En l’espèce, Mme B... A..., qui se borne à se prévaloir de sa qualité de propriétaire expropriée, n’est pas recevable à demander au juge de l’excès de pouvoir l’annulation de l’avenant en date du 29 août 2023 de la convention de veille et de maîtrise foncière entre l’établissement public foncier (EPF) de la Vendée et la commune de Damvix en vue de réaliser le projet d’habitat mixte « Le Cloucq » en centre-bourg. Par suite, les conclusions à fin d’annulation de cet avenant sont entachées d’un irrecevabilité manifeste insusceptible d’être régularisée et doivent être rejetées.

4.
Il résulte de ce qui précède que la requête de Mme A... doit être rejetée en toutes ses conclusions.


O R D O N N E :


Article 1er : La requête de Mme A... est rejetée.

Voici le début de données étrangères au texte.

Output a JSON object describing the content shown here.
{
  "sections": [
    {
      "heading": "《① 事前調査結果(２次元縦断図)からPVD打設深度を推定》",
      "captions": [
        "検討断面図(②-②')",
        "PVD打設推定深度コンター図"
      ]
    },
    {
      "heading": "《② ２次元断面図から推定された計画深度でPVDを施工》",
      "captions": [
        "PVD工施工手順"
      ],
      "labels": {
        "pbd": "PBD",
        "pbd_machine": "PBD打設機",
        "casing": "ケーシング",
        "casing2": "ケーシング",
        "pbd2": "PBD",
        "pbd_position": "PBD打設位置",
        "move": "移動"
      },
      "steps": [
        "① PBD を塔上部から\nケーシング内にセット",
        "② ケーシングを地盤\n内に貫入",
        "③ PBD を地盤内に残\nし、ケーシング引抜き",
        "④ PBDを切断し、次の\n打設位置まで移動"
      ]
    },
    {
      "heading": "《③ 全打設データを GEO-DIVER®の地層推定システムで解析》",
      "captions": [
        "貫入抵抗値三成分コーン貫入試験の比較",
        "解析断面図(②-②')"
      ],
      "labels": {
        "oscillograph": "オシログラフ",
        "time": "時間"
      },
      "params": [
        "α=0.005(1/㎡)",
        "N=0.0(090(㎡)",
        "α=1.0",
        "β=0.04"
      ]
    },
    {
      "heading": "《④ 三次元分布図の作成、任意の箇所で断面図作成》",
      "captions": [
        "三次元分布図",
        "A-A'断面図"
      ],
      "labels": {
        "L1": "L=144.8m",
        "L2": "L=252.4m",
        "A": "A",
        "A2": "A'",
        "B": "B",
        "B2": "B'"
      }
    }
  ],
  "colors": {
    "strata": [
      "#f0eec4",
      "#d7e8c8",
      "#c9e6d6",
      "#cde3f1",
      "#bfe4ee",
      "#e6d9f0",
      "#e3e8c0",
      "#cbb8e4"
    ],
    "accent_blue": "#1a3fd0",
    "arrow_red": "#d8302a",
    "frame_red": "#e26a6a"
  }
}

Article 2 : La présente ordonnance sera notifiée à Mme B... A..., à la commune de Damvix et à l'établissement public foncier de la Vendée.



Fait à Nantes, le 26 septembre 2025.

La présidente,





Claire Chauvet

La République mande et ordonne au préfet de la Vendée en ce qui le concerne ou à tous commissaires de justice à ce requis en ce qui concerne les voies de droit commun contre les parties privées, de pourvoir à l’exécution de la présente décision.